Un altro animale estremamente importante per i popoli celtici e germanici era il cinghiale. Così come l’aquila era l’emblema delle legioni romane, il grosso suino era spesso associato ai guerrieri celtici. La carne di cinghiale era probabilmente quella maggiormente apprezzata dai nostri antenati e ciò gli ha garantito un posto d’onore fra gli animali sacri. Era il simbolo della fertilità, ma anche della forza e della violenza. Ogni banchetto degno di questo nome aveva almeno una portata a base di carne di cinghiale, e col tempo questa creatura finì per simboleggiare anche una nuova e importantissima qualità: quella dell’ospitalità. Se per i popoli antichi l’ospite era sacro, anche ciò che lo sfamava doveva essere tale.
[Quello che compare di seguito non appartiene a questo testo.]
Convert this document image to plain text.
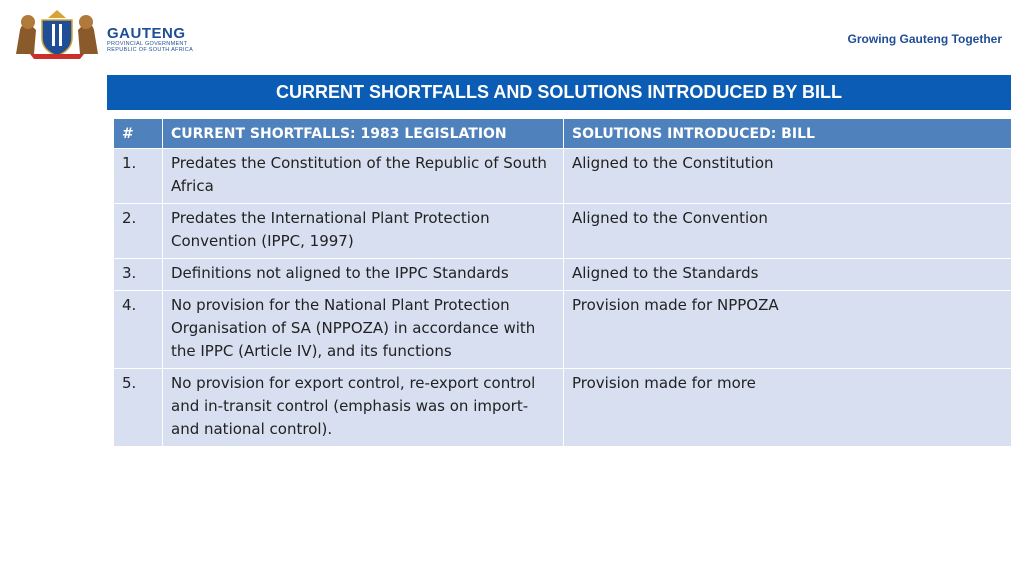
GAUTENG
PROVINCIAL GOVERNMENT
REPUBLIC OF SOUTH AFRICA
Growing Gauteng Together
CURRENT SHORTFALLS AND SOLUTIONS INTRODUCED BY BILL
#	CURRENT SHORTFALLS: 1983 LEGISLATION	SOLUTIONS INTRODUCED: BILL
1.	Predates the Constitution of the Republic of South Africa	Aligned to the Constitution
2.	Predates the International Plant Protection Convention (IPPC, 1997)	Aligned to the Convention
3.	Definitions not aligned to the IPPC Standards	Aligned to the Standards
4.	No provision for the National Plant Protection Organisation of SA (NPPOZA) in accordance with the IPPC (Article IV), and its functions	Provision made for NPPOZA
5.	No provision for export control, re-export control and in-transit control (emphasis was on import- and national control).	Provision made for more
Lupi, orsi, cervi, aquile, cinghiali… tutti questi animali abitavano in gran numero, fino a non molti decenni fa, boschi e vallate della nostra Italia. Poi la caccia intensiva, l’inquinamento e la cementificazione li hanno colpiti duramente. Alcuni di loro sono stati spinti fin sull’orlo dell’estinzione, cacciati al di là delle Alpi. Ora stanno timidamente provando a tornare. Stanno cercando di capire come sia la situazione, se ci sia di nuovo posto per loro fra di noi. Per i nostri antenati essi erano sacri, erano cibo, erano divinità, erano pericoli ed erano morte. Nella società moderna è difficile che questi animali ritornino a ricoprire quei ruoli. Sarebbe tuttavia importante capire da dove nasceva il sentimento degli antichi popoli europei verso di loro e cercare di farne tesoro. In una parola, rispettarli.